После случая с куклой и шабаша художников я поняла, почему маму так привлекал футуризм. В нем отсутствовала главная составляющая любого настоящего искусства – талант. Не нужно быть одаренным человеком, чтобы портить и ломать. Все, что от вас требуется, – это капелька безумия. Или даже не капелька…

III

А потом в жизни моей мамы появился фотограф. Она привезла его из Кисловодска, куда уезжала поправить пошатнувшееся здоровье. Я же была оставлена на попечение тети Маши, жившей по соседству с нами и согласной на любую работу. Тетя Маша была дебелая женщина, невысокого роста, с натруженными, но ласковыми руками. Мне нравилось, как она тихо говорила, зевая, крестила рот, повязывала на деревенский манер косынку, прикрывая жиденькие пегие волосы, а еще часто и беспричинно вытирала руки о засаленный передник. Все это было так не похоже на тех женщин, что я знала. От тети Маши веяло уютом и спокойствием. Впервые в моей жизни появилось подобие распорядка. Пробуждение, прием пищи и отход ко сну происходили в одно и то же время и всегда сопровождались непременной молитвой. И пусть еда была однообразной и бесхитростной, зато сытной. Одежда моя была залатана, тщательно простирана, а по воскресеньям меня купали в нескольких водах, предварительно натирая до красноты колючим шерстяным носком. Тетя Маша называла мою мать «непутевой», а меня «сироткой», но делала это мягким необидным голосом. Через две недели жизни без мамы я округлилась, посвежела, а на моих впалых щеках заиграл румянец. Тетя Маша иногда с улыбкой говорила: «Так-то будет получшее. А то не девка, а вырпь!». Что такое вырпь, я не знала, но понимала, что это нечто неприглядное.

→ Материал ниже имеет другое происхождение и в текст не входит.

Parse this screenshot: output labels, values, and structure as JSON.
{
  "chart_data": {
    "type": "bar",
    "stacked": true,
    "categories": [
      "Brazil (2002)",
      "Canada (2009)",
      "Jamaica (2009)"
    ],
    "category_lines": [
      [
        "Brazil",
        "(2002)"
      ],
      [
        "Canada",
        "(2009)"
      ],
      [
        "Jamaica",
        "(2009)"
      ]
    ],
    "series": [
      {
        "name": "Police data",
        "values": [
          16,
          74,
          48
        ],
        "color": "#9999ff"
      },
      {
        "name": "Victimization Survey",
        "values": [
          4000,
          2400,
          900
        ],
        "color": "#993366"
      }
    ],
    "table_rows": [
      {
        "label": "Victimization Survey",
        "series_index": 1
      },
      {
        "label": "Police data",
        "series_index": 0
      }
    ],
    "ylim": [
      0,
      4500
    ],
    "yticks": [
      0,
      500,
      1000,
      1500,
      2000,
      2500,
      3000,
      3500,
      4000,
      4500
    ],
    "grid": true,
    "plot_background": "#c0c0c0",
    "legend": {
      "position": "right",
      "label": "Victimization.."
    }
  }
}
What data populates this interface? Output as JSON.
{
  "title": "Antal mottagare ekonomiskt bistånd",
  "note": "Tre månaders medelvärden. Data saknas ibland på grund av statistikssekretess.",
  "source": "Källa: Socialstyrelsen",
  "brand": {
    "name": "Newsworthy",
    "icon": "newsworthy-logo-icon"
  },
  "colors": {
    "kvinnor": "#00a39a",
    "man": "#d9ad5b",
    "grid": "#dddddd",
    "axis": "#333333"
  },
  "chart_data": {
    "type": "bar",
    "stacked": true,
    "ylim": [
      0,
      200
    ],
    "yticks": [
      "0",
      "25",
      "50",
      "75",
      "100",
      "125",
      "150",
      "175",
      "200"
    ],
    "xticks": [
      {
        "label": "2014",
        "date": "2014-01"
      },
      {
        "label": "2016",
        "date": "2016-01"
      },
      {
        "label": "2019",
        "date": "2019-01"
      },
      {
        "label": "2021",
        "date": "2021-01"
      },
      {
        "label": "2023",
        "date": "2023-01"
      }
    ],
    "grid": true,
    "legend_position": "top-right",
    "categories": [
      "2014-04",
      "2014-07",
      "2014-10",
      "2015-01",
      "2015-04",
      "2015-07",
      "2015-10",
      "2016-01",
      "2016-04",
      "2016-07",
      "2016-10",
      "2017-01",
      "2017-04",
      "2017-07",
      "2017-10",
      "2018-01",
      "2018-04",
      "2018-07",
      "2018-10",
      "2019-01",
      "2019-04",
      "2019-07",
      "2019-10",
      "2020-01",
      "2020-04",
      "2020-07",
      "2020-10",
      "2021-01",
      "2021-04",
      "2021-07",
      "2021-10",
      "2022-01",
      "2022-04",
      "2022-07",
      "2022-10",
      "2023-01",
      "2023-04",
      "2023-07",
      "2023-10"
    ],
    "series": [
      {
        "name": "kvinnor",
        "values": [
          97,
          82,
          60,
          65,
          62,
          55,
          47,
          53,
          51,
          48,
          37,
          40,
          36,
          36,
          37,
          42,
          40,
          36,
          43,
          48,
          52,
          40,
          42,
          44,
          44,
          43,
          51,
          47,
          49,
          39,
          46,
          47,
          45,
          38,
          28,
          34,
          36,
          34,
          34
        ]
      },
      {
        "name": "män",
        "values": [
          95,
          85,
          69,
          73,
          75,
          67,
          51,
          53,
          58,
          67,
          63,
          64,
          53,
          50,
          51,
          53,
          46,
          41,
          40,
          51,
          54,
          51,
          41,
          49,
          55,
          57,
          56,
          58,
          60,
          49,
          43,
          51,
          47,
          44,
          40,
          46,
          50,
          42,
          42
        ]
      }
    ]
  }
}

Моя безмятежная жизнь закончилась с появлением мамы и ее очередного гения. Мама светилась от счастья, и, к слову сказать, новый приятель произвел на меня впечатление. Он был одет невероятно изысканно. На его узкоплечей фигуре красовался удлиненный приталенный пиджак с четырьмя карманами – два на груди и два ниже талии; широкие коричневые штаны спускались чуть ниже колен и заканчивались, как мне показалось, манжетой, а клетчатые гольфы обтягивали ноги и завершали необычный ансамбль. От мужчины приятно пахло хорошим табаком.

– Ирен, познакомься, – это Вольдемар, он фотохудожник!

По тону матери и лихорадочному блеску в ее глазах я поняла, что этот кумир протянет дольше предыдущих.

– Вольдемар – великий реформатор, – продолжала мама, не сводя обожающего взгляда с кавалера. – Он первый изобрел синтез фотографии и живописи!

Мужчина молча выслушал мамины восхваления, достал трубку, набил ее душистым табаком и с удовольствием втянул в себя дым. Потом протянул мне руку и мягко ее пожал.

– Вольдемар. Очень приятно, маленькая леди.

Я смущенно кивнула и поспешила спрятать лицо в ладонях, хотя в этом не было никакой необходимости: мама не взглянула на меня ни разу за время первой встречи после долгой разлуки.

Жизнь вернулась в прежнее русло с небольшими изменениями. Кровать моя была безжалостно выдворена из спальни сначала в гостиную, а после в коридор, так как старые друзья любили засиживаться до утра и вести шумные споры. Мама, и прежде не уделявшая мне достаточного внимания, совершенно перестала меня замечать, стараясь проводить больше времени с новым любовником. И я опять вспомнила забытое чувство голода. Бывало, всё, что я получала на завтрак, – это стакан воды и ничего больше. Мама объясняла, что мы должны потерпеть: ведь скоро талант Вольдемара станет очевидным всем и каждому. Пока же работы его продавались крайне плохо: выставки, организованные на последние семейные деньги, посещали все те же дружки-футуристы, но, кажется, и они не находили его фотографии занимательными. Сюжеты фоторабот Вольдемара хоть и были постановочными, но несли в себе больше реализма, нежели футуризма. В них было маловато любимого мамой абсурда, зато встречалась печальная лирика, грусть и даже – философия.